Podemos decir que, en su conjunto, La catedral y el niño es una novela clásica que constituye un valioso mural de la vida en las primeras décadas del siglo pasado en una localidad provinciana; un vivísimo retrato de sus gentes y de su moral, con sus costumbres y sus tradiciones, sus diferencias de clase y sus respectivas luchas por el poder. Pero es también una mordaz crítica a una sociedad estancada de clases acomodadas más bien inútiles, clérigos retrógrados y pueblo llano con escasos recursos. Un texto que invita a la reflexión sobre un tiempo pasado, no sin flashes extrapolables a asuntos de gran actualidad. Un texto muy representativo de la novela realista peninsular, con fuertes ecos del gran friso ya elaborado por Clarín en La Regenta, más propio del siglo XIX que de mediados del XX, elaborado con un estilo intimista y sereno análogo a la sensibilidad del chico.

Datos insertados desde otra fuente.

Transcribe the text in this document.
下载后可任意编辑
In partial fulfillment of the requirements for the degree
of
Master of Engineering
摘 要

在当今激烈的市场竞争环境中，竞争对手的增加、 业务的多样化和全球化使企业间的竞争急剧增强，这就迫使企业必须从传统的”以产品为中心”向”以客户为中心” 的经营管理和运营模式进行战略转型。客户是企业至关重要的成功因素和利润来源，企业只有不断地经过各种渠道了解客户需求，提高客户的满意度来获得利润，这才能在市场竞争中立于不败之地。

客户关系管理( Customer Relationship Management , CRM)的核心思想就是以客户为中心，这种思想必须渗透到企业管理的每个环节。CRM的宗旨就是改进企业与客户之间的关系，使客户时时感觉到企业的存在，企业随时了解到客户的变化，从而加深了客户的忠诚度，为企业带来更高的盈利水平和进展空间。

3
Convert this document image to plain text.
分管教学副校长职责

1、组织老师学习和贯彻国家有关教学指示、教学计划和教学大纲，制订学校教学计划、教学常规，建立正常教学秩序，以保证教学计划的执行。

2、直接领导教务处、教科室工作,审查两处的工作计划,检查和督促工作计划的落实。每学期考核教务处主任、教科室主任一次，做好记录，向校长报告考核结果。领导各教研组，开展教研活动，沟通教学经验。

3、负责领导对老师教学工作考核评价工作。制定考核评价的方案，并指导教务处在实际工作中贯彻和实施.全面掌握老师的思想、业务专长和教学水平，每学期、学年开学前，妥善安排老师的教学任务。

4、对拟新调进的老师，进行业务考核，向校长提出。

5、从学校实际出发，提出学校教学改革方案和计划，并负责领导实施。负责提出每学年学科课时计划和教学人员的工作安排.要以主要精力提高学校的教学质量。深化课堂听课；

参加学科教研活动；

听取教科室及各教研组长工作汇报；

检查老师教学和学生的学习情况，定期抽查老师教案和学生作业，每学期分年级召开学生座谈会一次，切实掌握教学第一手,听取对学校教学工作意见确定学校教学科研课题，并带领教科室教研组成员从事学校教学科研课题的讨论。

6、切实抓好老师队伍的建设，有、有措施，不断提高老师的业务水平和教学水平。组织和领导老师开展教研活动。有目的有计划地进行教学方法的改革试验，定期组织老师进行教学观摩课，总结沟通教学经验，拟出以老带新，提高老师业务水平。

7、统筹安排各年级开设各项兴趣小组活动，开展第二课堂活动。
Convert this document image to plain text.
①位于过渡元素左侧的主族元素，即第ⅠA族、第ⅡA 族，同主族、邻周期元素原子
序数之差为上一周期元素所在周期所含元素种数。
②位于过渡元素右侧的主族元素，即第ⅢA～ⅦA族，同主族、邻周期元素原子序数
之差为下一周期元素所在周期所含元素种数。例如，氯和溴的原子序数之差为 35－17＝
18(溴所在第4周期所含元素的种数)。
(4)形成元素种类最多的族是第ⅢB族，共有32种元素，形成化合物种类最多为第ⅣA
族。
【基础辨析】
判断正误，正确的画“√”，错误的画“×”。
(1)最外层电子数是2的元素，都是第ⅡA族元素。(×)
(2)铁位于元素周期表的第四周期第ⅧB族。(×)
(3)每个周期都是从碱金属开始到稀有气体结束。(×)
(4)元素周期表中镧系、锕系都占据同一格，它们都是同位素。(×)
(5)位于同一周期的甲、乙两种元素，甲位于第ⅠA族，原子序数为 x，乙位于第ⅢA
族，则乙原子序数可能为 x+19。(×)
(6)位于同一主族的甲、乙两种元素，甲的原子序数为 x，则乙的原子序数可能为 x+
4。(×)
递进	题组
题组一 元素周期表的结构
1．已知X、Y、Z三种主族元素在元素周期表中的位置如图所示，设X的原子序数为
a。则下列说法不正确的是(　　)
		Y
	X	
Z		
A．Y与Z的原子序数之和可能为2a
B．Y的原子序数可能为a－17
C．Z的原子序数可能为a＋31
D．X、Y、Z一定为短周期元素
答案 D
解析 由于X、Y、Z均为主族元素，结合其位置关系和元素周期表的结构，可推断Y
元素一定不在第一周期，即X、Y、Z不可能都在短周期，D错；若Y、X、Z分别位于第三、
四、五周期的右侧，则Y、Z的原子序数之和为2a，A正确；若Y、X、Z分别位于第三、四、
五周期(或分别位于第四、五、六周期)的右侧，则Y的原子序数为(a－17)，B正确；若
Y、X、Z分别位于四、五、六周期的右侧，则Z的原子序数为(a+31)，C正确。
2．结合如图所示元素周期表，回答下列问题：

Se trata también de un tipo de lectura lenta para cuyo disfrute es necesaria cierta paciencia, por un lado, porque abundan descripciones que, aunque de gran fuerza expresiva, se desarrollan con morosidad y detenimiento; por el otro, porque el barroquismo del autor, sumado a una abundancia léxica subrayada por su gusto hacia los arcaísmos, puede entorpecer o incluso irritar al lector, ya sea por desconocimiento o por falta de costumbre. A los gustosos de este tipo de literatura, La catedral y el niño no solo no defraudará, sino que supondrá un dulce descubrimiento. A los demás, los animo a guardar perezas o prejuicios bajo llave y aproximarse a la creación de un autor del que beber como si de un clásico se tratara, puesto que lo es.